The second vulnerability concerns settlement and banking integration. Treasury markets function because they plug directly into the Fed's settlement infrastructure and can access intraday liquidity through the New York Fed's reverse-repo facility. Tokenized Treasurys cannot. They settle on public blockchains or private permissioned networks with no connection to central bank money. This forces a two-layer settlement model: a blockchain-native transaction between token holders, followed by an off-chain reconciliation between traditional custodians. That reconciliation is manual, asynchronous, and operationally expensive—which undermines the efficiency argument for tokenization in the first place. Real-time settlement of tokenized assets requires either central bank digital currency (CBDC) rails, which most jurisdictions have not deployed, or private Banking-as-a-Service platforms that can bridge blockchain and traditional payment networks—a technical and regulatory capability that remains nascent in most markets.

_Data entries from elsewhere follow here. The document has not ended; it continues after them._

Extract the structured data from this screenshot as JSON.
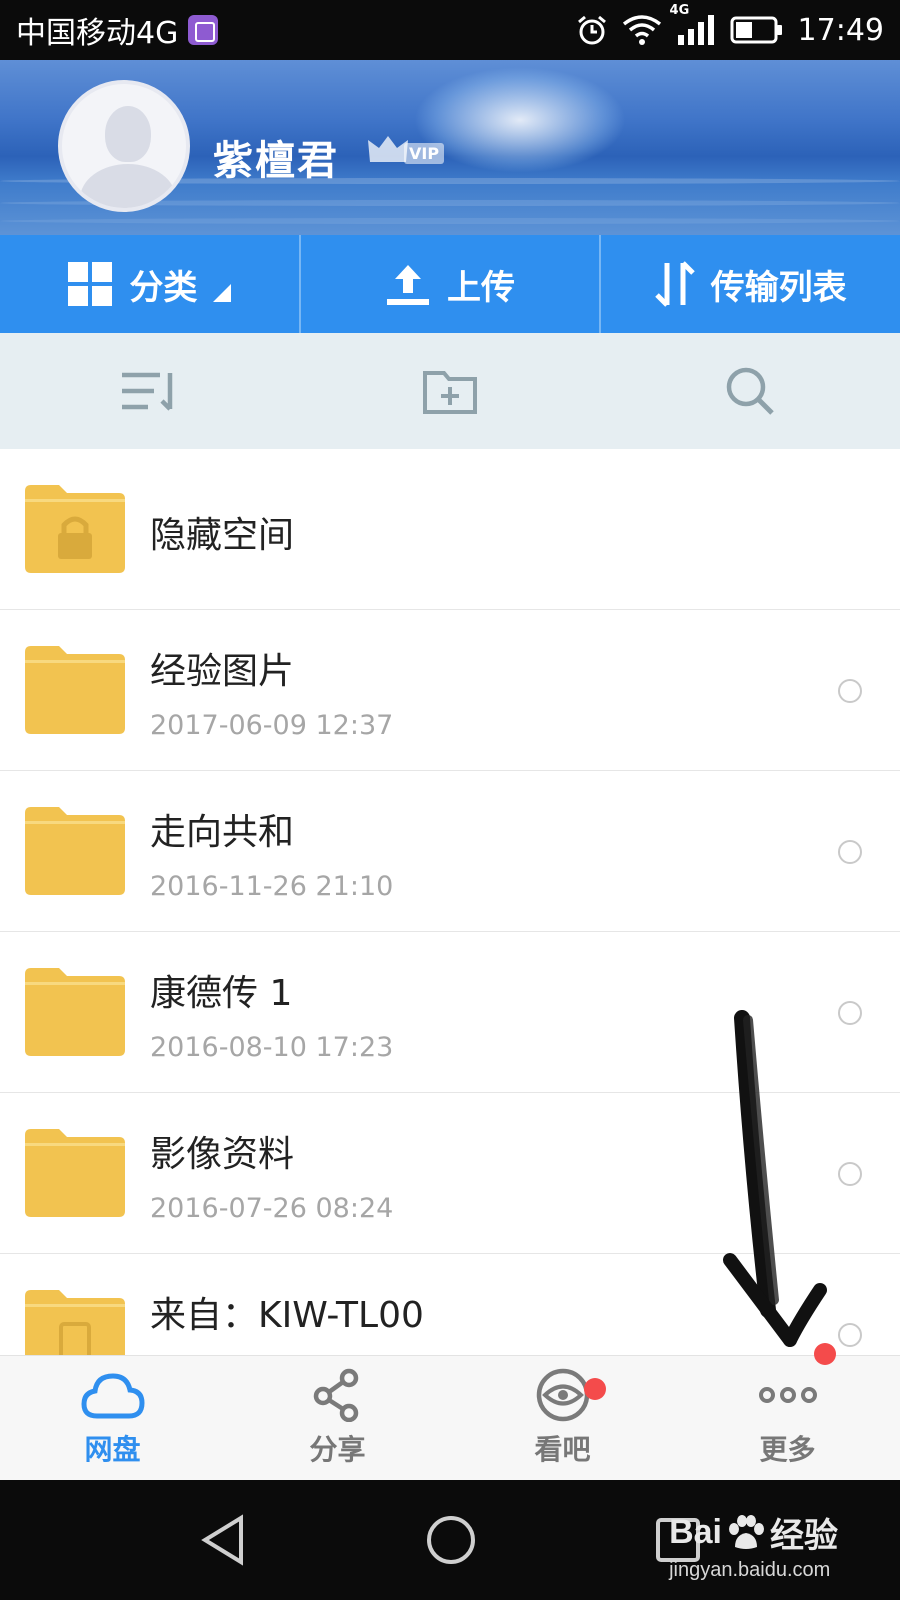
{
  "status_bar": {
    "carrier": "中国移动4G",
    "network": "4G",
    "time": "17:49"
  },
  "profile": {
    "username": "紫檀君",
    "badge": "VIP"
  },
  "actions": [
    {
      "label": "分类",
      "icon": "grid-icon"
    },
    {
      "label": "上传",
      "icon": "upload-icon"
    },
    {
      "label": "传输列表",
      "icon": "transfer-icon"
    }
  ],
  "toolbar": {
    "icons": [
      "sort-icon",
      "new-folder-icon",
      "search-icon"
    ]
  },
  "files": [
    {
      "name": "隐藏空间",
      "date": "",
      "type": "locked-folder"
    },
    {
      "name": "经验图片",
      "date": "2017-06-09  12:37",
      "type": "folder"
    },
    {
      "name": "走向共和",
      "date": "2016-11-26  21:10",
      "type": "folder"
    },
    {
      "name": "康德传 1",
      "date": "2016-08-10  17:23",
      "type": "folder"
    },
    {
      "name": "影像资料",
      "date": "2016-07-26  08:24",
      "type": "folder"
    },
    {
      "name": "来自：KIW-TL00",
      "date": "",
      "type": "device-folder"
    }
  ],
  "bottom_nav": [
    {
      "label": "网盘",
      "icon": "cloud-icon",
      "active": true,
      "badge": false
    },
    {
      "label": "分享",
      "icon": "share-icon",
      "active": false,
      "badge": false
    },
    {
      "label": "看吧",
      "icon": "eye-icon",
      "active": false,
      "badge": true
    },
    {
      "label": "更多",
      "icon": "more-icon",
      "active": false,
      "badge": true
    }
  ],
  "watermark": {
    "brand": "Bai",
    "brand_suffix": "经验",
    "url": "jingyan.baidu.com"
  },
  "colors": {
    "accent": "#2f8fef",
    "folder": "#f2c350",
    "badge": "#f44b4b"
  }
}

Regulatory clarity—cited by many commentators as the driver of recent growth—is real but incomplete. The U.S. Securities and Exchange Commission has offered safe harbors for certain tokenized securities; the European Banking Authority has signaled openness to RWAs under MiCA frameworks; and several Gulf and Asia-Pacific jurisdictions have issued explicit tokenization licenses. But regulatory clarity and regulatory infrastructure are not identical. Approving tokenized Treasurys does not automatically create the operational, custody, or settlement standards required for mass institutional participation. The SEC has not mandated audit and disclosure standards for RWA custodians. The Bank for International Settlements has not published binding guidance on capital treatment for banks that interface with tokenized asset platforms. The Financial Action Task Force has not harmonized anti-money-laundering (AML) reporting standards for tokenized assets held in decentralized or hybrid custody. Regulatory clarity about what is permitted is not the same as regulatory infrastructure for how it operates safely.

For banking and fintech infrastructure providers—BaaS platforms, card issuers, IBAN providers, and payment processors—the RWA boom presents both opportunity and obligation. White-label IBAN platforms and embedded banking rails will need to support real-time feeds from blockchain-based asset registries, custody confirmations from regulated entities, and liquidity management across both traditional and token-native settlement layers. The firms that build this connective tissue first—integrating SWIFT messages with blockchain settlement events, atomically linking custody attestation to on-chain transfers, and enabling central bank money to flow directly to tokenized asset positions—will capture enormous market share. But they will do so only if they invest in operational resilience, regulatory compliance, and auditing standards that match the needs of trillion-dollar asset classes, not venture-stage fintechs.

The 420-percent growth since 2025 is real. Institutions are moving capital. But growth in a market segment does not equal maturity in underlying infrastructure. The risk is that the tokenized RWA space becomes a high-yield trap: accessible, fast, and ostensibly decentralized, but lacking the institutional safeguards, custody certainty, and settlement finality that sovereign and corporate debt markets demand. Regulatory clarity has opened the door. Operational clarity—systematic, audited, institution-grade infrastructure for tokenized assets—must follow. Until then, the explosive growth is a sign not of arrival but of a system racing ahead of its own plumbing.